Fibonacci Fundamentals Tutorial

Fibonacci Fundamentals Tutorial




First of all some background on Leonardo Fibonacci…

Leonardo Fibonacci was a famous Italian mathematician who was born approximately 1170. As a young person, Leonardo traveled with his father helping him with his work and it was during this time period that he chanced upon the Hindu-Arabic numeral system.

And forthwith onto the Fibonacci numbers that traders about the world use…

Fibonacci numbers were developed by Leonardo Fibonacci and they’re merely a series of numbers that when you add together the leading two numbers you come up with the following number in the chronological ordern. Here is an example:

The ratios arise from the series: 1, 2, 3, 5, 8, 13, 21, 34, 55, 89, 144…

The golden ratio 1·618034 is also called the golden section or the golden average.

This series of numbers is arrived at by beginning with 1 then 2 and then summing 1 + 2 to come up with 3, the third number in the fibonacci series. Then, adding up 2 + 3 to get 5 and so forth. The numeral relationship between these fibonacci numbers is what gives us the Fibonacci retracements and expansions in technical examination trading. Beginning with the initial few numbers in the ordern, if you calculate the ratio of any number to the following higher number, you get.618. So take for example, 55 divided by 89 and you will get.618.

How do I use this fibonnaci data in Forex trading?
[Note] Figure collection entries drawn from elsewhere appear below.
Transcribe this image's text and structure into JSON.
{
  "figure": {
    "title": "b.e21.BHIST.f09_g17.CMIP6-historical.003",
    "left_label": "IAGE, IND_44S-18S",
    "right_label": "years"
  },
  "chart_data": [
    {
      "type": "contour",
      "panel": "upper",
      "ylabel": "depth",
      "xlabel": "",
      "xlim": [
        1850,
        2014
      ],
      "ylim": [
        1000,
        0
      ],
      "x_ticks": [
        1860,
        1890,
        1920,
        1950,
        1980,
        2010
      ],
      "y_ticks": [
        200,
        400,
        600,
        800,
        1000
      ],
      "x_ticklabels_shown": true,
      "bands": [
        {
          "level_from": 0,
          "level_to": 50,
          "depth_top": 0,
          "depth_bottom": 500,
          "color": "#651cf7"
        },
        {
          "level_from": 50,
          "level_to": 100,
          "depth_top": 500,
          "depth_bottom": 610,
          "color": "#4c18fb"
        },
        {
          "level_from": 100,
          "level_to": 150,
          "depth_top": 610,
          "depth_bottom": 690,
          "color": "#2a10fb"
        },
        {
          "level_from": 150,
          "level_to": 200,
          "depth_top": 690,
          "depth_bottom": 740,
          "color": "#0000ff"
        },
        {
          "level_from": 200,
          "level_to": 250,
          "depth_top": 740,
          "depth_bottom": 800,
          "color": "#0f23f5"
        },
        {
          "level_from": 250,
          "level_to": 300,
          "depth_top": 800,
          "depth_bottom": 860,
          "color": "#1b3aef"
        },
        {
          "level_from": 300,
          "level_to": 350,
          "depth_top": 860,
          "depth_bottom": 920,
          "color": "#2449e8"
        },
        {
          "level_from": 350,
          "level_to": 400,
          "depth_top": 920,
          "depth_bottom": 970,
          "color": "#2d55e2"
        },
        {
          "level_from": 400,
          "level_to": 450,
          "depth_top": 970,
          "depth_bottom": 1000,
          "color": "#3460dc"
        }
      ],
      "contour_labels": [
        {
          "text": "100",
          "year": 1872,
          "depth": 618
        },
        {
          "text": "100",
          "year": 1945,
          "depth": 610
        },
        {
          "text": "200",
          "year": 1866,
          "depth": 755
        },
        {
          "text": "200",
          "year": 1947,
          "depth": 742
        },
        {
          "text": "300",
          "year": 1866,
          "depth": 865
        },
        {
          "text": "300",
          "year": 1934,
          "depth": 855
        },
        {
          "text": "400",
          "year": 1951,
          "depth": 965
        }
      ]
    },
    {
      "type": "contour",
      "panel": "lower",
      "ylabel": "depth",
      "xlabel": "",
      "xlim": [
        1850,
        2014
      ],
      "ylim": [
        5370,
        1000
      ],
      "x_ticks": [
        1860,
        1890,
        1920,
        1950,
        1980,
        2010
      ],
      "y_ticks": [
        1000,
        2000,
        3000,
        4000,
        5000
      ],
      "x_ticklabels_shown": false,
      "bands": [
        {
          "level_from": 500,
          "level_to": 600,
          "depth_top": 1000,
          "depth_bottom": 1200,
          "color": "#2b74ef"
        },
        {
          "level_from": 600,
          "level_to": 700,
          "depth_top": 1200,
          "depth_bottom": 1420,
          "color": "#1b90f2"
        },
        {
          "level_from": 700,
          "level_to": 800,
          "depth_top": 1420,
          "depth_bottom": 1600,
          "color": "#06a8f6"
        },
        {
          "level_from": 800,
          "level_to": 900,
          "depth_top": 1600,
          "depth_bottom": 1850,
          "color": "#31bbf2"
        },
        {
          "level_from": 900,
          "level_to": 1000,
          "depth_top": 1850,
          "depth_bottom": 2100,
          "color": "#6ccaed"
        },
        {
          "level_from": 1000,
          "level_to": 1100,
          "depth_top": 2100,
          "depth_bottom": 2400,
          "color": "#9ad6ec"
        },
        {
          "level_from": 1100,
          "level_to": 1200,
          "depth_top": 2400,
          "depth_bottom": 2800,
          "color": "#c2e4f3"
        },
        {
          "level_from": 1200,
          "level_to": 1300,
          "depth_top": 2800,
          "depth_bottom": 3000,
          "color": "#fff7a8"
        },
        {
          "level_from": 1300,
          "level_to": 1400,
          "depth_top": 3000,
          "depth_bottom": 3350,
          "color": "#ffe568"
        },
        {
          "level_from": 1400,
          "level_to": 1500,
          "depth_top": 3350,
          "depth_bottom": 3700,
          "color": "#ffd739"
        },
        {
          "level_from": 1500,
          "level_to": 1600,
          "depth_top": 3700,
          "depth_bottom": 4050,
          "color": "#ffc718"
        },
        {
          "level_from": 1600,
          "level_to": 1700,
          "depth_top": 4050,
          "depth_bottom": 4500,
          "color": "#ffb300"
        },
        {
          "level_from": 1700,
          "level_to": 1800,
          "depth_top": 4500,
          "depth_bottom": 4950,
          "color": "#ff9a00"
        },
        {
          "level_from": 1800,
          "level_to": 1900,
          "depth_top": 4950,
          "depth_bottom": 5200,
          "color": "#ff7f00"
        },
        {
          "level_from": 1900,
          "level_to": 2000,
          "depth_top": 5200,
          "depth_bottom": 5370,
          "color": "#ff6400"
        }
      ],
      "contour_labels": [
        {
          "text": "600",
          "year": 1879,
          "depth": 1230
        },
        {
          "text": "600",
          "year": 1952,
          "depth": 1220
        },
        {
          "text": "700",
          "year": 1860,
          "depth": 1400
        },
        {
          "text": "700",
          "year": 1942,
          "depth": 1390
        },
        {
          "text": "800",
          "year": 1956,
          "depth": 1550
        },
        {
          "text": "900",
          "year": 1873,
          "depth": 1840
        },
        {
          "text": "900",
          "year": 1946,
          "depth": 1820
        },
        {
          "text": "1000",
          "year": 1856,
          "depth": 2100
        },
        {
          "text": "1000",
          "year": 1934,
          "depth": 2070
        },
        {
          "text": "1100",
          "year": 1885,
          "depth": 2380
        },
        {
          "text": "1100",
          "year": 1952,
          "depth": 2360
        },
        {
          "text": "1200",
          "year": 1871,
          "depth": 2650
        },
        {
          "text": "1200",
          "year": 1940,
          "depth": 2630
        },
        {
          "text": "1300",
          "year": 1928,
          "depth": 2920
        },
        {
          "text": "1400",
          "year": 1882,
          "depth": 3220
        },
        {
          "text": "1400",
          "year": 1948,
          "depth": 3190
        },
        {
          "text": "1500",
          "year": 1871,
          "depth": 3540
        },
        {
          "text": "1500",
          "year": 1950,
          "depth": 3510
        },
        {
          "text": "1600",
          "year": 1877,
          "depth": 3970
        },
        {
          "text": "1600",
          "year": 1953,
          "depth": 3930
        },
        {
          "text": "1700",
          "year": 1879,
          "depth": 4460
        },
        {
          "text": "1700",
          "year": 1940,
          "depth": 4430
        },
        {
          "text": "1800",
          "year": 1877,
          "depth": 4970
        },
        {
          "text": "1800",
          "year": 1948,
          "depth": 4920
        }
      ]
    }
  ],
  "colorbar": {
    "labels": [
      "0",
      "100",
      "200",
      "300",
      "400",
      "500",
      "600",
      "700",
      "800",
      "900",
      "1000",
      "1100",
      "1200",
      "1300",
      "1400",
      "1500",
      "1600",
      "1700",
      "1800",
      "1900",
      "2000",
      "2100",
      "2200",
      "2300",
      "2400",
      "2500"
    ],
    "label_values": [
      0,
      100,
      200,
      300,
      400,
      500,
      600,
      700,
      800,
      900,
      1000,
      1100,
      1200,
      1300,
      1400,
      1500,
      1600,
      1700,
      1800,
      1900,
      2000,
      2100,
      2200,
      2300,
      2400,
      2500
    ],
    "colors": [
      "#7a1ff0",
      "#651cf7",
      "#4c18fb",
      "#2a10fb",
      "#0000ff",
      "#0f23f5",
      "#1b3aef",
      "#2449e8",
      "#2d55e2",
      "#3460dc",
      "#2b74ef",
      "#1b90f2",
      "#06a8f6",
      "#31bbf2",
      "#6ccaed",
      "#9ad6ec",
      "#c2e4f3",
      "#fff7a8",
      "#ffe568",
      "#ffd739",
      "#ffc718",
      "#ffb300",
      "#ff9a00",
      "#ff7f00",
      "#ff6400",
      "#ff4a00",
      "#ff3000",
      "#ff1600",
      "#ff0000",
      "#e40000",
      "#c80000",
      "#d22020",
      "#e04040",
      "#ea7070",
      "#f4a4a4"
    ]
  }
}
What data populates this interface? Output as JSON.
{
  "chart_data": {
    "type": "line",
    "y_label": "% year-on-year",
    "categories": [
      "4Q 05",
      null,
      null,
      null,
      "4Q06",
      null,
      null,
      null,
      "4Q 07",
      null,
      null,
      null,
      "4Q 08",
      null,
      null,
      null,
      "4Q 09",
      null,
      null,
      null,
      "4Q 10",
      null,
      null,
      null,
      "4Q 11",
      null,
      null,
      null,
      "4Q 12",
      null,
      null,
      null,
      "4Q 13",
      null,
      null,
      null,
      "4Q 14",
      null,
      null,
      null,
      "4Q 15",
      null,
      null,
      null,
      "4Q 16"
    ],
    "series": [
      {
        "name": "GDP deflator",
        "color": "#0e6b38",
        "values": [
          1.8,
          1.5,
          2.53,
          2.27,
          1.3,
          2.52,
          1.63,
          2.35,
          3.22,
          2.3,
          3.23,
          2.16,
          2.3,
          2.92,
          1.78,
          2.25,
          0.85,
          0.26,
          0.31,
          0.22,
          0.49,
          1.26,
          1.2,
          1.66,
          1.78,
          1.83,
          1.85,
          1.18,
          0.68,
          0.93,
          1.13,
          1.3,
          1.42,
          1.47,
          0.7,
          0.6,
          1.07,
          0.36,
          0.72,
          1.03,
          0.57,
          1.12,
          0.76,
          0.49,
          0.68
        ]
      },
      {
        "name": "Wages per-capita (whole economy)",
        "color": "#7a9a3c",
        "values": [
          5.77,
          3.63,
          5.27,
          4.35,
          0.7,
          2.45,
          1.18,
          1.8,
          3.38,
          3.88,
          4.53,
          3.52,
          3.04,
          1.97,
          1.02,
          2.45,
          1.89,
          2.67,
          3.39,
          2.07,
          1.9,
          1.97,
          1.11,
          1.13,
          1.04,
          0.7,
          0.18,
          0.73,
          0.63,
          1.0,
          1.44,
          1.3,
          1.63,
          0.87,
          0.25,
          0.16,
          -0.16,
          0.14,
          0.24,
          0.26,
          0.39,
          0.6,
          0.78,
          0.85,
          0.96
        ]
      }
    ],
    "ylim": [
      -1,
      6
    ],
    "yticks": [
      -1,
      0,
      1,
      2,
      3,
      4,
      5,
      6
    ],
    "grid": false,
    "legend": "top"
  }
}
Forex money pairs will frequently retrace a fibonnaci ratio percent of the preceding wave before continuing a trend. Fibonacci levels:0.236, 0.382, 0.618, 0.764. are the most shared used with the 50% level also shared (but not a fib level) as Forex traders use this additional degree since the propensity of money pairs to carry on with a trend after retracing half of the former move is eminent. money traders utilize Fibonacci retracement levels as possible “sustain and resistance” zones. When clusters of these areas are found together they can be strong entry points. You won’t really need to know how to calculate all of this. Your charting software will do all the work for you.

Modern chart platforms generally include a Fibonacci retracement and extension tool. We utilize Swing Highs and Swing Lows to compute these areas which need to be obvious areas on a chart which other traders will clarify. This helps with the self fulfilling prophecy part of this kind of entry when other market participants go into as and when we do.